By applying the awesome wisdom for life that Eleanor has helped me internalize, my relationships with family members and work colleagues have significantly improved. This is because I have changed. I am happier in myself and am more positive than I have ever been and when they see that, they match it. This has created more harmony between myself and others. I now appreciate me for who I am and others for who they are, rather than comparing and judging, which is very stressful! This is the first time in my life I have felt like this.”

As a result of my work with Eleanor, my relationships with my son and his wife have improved, as I’m much calmer and relaxed about their baby. I now totally accept my son for who he is and that he is his own person and has his own thought processes. I now feel happy about the way I brought him up and feel strong love and care about him, but not a need to control or over-worry about him. Also with my granddaughter, I feel a natural love and not a need to interfere. The rewards I have got from that are unbelievable – we all get on so well. I now feel people can see the real me.
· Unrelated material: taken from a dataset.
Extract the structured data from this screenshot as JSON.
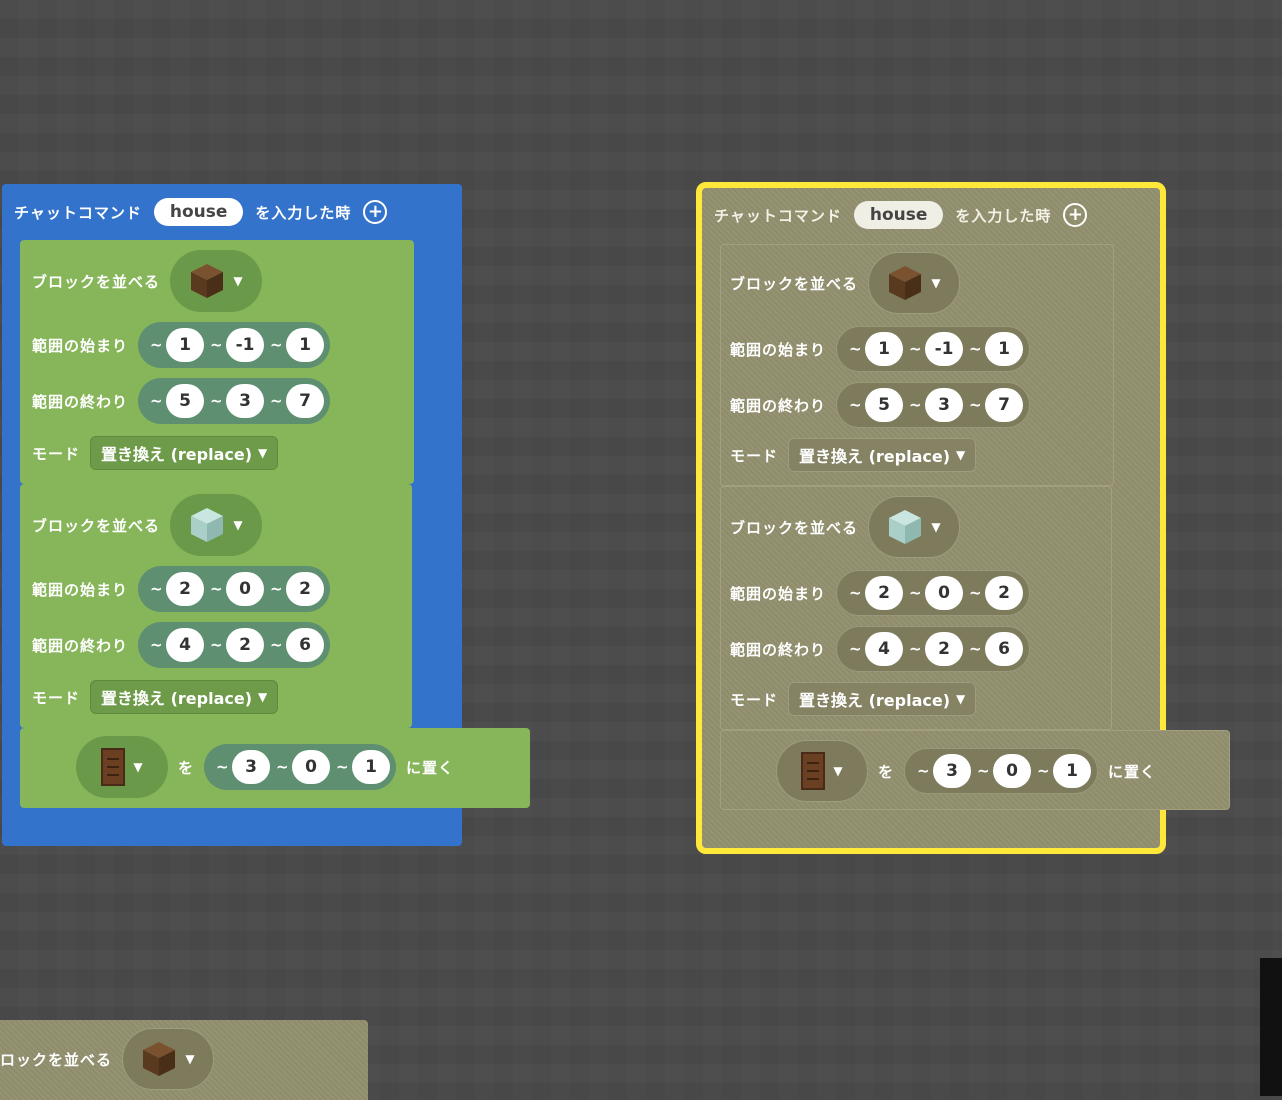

If I hadn’t done CBT I’d still be really controlling and obsessive. I have now developed a much softer, more gentle side. I think I’m not so argumentative with my mother as well – we’ve always been close, but I feel like we have much more in common and I don’t feel competitive with her. I now understand her love for me so much more, now that I have gone deeper into my love for my son and daughter in law and granddaughter. It’s so nice that we all get on – I’m so happy! A year ago I wouldn’t have imagined that we would all be like this. I have almost like a friendship relationship with my daughter in law and I feel like I have a daughter as well as a son. The fact that we all get on has also brought great joy to my mum.”